Failure to Communicate, Part 2

The financial markets have begun to reassess Fed Chairman Bernanke’s monetary policy comments. Several Fed officials spoke last week, each echoing Bernanke’s key messages: 1) policy will remain data-dependent, 2) tapering is not tightening, and 3) a rise in the federal funds target rate is a long time off. With an emphasis on data-dependence, the economic figures should get more scrutiny from the markets. Still, there’s a sense that hope plays a major role the Fed’s economic outlook.

“I want to emphasize the importance of data over date. If the Committee's economic outlook is broadly realized, there will likely be a moderation in the pace of purchases later this year. If the performance of the economy is weaker, the Committee may delay before moderating purchases or even increase them. If the economy strengthens faster than the Committee anticipates, the pace of purchases may be moderated somewhat more quickly. The path of purchases is in no way predetermined; we will monitor economic data and adjust our purchases as appropriate.” – Fed Governor Powell

“Nothing we have said suggests a change in our reaction function for the path of the short-term policy rate, and my sense is that our sharpened guidance on the duration of the asset purchase program also leaves us close to where market expectations – as expressed, for example, in various surveys that we monitor – were beforehand.”;– Fed Governor Stein

Fed policymakers are optimistic that the economy will improve in the months ahead. Headwinds have faded. The housing sector is now a tailwind. Residential construction activity is a small part of overall GDP, but rising home prices have a big impact on household balance sheets. There are still a large fraction of homeowners underwater on their mortgages, but the increase in home prices helps to reduce these strains. The biggest drag this year is fiscal policy, which is expected to shave about 1.5 percentage points from GDP growth.

Oddly, while the Fed and most economists are optimistic about the second half of the year, the recent data point to softer growth in the first half of the year. Real GDP growth was revised down to a 1.8% annual rate in the 3rdestimate for 1Q13 and most of that was in the meat and potatoes (consumer spending and business fixed investment). Consumer spending (70% of GDP) now appears to have had much less momentum at the end of the first quarter and appears to be tracking at about a 1.6% annual rate in 2Q13. Shipments of nondefense capital goods ex-aircraft, a rough proxy for business fixed investment, fell at a 1.2% annual rate in the first two months of 2Q13 (vs. +5.8% in 1Q13). Note that annual benchmark revisions to the GDP data are due on July 31, so the trend in spending could change. In addition, this will be a comprehensive revision. The Bureau of Economic Analysis will make changes to the methodology (the biggest change will be the addition of intellectual property products to business fixed investment).

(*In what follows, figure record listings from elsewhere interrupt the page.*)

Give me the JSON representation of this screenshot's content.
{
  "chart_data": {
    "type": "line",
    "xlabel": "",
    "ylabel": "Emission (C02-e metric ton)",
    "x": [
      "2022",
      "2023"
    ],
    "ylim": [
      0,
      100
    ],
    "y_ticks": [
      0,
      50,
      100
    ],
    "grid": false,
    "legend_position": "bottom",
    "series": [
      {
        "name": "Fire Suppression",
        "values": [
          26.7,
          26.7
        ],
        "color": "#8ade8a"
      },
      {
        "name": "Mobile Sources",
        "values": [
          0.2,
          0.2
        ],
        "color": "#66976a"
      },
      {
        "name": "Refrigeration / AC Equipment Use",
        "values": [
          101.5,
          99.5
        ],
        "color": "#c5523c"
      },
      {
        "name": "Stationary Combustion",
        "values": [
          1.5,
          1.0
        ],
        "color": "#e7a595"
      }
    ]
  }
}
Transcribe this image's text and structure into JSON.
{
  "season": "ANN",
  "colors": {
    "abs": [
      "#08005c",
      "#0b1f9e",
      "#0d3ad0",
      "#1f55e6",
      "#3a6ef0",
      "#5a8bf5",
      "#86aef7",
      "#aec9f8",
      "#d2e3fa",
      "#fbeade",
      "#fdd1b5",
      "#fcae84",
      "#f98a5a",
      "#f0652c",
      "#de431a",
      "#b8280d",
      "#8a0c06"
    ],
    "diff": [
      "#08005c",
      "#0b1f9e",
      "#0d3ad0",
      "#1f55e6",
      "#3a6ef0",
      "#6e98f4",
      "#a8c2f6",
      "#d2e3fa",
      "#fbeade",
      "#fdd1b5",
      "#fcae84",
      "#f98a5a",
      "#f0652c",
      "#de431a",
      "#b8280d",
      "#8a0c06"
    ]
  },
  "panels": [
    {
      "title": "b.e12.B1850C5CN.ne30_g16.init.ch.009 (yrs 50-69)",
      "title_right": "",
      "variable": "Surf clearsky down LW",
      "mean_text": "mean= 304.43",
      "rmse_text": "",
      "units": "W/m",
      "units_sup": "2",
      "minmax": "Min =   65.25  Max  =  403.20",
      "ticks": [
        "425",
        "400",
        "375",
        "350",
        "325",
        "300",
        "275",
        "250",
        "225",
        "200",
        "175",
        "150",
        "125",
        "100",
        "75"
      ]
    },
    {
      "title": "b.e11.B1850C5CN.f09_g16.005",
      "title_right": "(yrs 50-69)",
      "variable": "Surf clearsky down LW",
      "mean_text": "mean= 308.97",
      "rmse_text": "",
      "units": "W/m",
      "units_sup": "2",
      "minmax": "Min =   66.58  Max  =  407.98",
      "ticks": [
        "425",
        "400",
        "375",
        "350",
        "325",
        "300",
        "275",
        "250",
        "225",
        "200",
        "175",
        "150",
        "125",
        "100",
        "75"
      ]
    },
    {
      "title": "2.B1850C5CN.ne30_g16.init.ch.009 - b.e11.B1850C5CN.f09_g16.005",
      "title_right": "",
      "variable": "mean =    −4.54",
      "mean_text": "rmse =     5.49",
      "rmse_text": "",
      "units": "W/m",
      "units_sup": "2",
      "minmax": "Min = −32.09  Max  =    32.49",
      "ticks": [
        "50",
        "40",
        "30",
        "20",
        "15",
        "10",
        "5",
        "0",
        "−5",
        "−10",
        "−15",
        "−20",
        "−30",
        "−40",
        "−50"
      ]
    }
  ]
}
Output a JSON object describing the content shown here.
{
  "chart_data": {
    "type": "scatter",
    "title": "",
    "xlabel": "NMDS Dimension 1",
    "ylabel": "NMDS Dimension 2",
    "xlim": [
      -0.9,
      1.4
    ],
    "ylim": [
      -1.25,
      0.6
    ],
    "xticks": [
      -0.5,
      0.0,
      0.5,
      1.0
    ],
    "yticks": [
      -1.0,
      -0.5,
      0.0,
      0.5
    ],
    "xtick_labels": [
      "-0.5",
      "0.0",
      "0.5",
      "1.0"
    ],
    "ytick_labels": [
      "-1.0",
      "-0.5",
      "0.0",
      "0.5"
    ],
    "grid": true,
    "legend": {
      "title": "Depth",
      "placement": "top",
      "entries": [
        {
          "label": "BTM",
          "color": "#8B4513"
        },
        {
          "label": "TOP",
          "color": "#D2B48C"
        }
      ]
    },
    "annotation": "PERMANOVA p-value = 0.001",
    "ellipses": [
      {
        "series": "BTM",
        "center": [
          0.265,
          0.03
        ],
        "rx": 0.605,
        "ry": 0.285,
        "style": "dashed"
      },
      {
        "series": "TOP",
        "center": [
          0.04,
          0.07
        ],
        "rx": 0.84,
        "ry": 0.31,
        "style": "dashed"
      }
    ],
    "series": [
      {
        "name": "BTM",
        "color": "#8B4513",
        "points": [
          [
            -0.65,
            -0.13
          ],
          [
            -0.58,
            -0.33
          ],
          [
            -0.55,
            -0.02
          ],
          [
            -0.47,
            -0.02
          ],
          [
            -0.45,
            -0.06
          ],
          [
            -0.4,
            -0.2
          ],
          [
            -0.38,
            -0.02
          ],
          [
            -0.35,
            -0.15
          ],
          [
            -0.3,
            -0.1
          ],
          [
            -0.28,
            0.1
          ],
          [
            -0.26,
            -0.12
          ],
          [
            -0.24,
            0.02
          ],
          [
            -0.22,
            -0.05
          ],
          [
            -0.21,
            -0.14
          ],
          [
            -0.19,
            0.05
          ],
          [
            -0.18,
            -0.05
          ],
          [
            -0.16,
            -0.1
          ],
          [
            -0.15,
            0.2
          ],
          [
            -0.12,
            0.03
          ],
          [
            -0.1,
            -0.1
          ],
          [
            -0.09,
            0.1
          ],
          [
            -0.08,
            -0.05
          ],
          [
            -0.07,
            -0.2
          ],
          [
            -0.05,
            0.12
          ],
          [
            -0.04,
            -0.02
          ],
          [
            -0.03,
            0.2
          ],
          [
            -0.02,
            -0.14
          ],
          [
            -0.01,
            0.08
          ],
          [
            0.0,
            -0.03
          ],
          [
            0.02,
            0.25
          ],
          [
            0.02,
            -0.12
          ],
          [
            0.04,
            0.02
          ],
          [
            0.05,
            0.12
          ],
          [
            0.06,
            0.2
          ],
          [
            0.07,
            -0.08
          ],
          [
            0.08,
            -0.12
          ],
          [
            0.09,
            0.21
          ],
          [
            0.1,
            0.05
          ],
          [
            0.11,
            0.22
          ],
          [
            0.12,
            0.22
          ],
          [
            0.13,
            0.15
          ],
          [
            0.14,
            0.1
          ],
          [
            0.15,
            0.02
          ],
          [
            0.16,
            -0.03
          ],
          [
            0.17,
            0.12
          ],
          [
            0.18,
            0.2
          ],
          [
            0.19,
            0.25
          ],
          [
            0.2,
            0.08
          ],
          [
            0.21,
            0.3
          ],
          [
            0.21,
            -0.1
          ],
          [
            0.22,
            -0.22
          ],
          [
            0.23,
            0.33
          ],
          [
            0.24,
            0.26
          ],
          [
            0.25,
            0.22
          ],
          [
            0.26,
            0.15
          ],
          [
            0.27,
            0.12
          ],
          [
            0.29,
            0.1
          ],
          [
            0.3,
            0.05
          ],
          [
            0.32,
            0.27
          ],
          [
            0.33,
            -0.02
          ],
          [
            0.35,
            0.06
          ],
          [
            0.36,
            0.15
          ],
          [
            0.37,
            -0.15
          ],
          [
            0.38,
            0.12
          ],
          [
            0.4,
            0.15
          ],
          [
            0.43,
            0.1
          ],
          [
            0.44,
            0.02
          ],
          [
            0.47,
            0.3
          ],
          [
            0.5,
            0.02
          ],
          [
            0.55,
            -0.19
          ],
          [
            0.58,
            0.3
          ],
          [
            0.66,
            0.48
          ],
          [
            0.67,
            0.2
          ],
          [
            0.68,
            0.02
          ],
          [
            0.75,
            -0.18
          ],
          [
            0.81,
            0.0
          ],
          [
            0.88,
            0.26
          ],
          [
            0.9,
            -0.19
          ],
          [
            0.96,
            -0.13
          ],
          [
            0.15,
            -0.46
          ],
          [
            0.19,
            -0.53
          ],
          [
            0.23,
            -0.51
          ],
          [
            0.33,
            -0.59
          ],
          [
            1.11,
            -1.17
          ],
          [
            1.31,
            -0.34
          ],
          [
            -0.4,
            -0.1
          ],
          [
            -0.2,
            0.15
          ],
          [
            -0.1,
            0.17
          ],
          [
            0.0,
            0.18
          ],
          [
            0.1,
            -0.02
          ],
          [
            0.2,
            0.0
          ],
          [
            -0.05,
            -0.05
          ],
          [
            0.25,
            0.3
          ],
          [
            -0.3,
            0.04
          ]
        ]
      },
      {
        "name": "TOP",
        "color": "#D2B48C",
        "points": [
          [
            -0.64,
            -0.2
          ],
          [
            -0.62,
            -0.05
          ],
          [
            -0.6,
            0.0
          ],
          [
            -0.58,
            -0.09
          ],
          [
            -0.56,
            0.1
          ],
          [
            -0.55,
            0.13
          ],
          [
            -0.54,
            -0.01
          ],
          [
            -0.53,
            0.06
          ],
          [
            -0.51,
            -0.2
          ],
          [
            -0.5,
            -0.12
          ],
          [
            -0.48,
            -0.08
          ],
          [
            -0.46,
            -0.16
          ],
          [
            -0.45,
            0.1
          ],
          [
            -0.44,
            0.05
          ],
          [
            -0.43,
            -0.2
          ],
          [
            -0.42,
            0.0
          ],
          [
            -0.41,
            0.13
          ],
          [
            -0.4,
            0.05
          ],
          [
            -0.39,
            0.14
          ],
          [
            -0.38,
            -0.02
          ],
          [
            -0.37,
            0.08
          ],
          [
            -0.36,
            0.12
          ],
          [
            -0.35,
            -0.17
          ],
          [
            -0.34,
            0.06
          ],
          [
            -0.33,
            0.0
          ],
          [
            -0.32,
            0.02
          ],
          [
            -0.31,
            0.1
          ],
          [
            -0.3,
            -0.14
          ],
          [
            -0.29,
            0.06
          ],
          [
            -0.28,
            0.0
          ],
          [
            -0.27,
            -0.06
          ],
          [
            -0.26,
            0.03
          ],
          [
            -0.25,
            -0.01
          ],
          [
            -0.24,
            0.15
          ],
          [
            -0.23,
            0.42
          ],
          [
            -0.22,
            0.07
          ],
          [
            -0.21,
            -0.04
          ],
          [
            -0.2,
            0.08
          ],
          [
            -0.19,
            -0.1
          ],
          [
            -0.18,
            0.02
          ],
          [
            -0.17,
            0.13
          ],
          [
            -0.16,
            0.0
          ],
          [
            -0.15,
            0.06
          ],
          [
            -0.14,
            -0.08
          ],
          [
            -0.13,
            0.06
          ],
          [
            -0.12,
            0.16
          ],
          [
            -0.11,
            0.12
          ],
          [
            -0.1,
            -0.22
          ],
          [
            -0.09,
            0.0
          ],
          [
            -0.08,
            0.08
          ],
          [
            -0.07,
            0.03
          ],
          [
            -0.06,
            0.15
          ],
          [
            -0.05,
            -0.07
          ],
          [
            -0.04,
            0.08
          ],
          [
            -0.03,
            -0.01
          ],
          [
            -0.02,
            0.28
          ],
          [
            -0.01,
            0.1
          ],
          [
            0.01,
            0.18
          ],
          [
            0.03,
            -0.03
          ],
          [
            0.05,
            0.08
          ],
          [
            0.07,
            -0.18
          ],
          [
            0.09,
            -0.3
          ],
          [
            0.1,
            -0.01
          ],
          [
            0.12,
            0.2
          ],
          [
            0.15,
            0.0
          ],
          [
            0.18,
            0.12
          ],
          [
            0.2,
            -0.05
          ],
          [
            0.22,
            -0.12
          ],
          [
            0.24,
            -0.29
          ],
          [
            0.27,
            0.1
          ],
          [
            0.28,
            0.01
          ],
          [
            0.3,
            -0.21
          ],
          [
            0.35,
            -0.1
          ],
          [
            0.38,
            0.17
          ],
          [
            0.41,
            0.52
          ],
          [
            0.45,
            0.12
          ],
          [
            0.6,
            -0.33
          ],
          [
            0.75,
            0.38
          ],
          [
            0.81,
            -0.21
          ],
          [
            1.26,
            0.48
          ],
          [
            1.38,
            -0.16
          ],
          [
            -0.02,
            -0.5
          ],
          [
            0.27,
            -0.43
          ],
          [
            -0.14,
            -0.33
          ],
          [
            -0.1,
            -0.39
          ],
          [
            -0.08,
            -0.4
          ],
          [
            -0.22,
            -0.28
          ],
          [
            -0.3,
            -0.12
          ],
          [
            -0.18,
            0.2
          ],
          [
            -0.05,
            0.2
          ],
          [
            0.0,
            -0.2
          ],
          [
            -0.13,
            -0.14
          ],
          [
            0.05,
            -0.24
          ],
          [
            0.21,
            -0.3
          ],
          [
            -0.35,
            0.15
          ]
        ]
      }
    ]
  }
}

In recent speeches, Fed officials continued to note that fiscal policy is the major economic headwind this year. The expectation of second half improvement in growth is based on an expected fading of the fiscal policy drag. Most of the drag comes from the increase in the payroll tax. Households should be adjusting to that, but the impact on spending could still have a longer lag. In addition, sequester cuts to government spending occur over time. That should have a dampening effect on GDP growth in 3Q13, but it’s unclear how much and whether strength in other areas, such as housing, will offset that.

Except for St. Louis President Bullard, Fed officials have been complacent about the low trend in inflation, which is seen as being due to “transitory” factors. However, if economic growth fails to pick up in the second half, the low inflation trend could become much more problematic. Inflation-adjusted interest rates are what matters for the economy. Real rates have risen.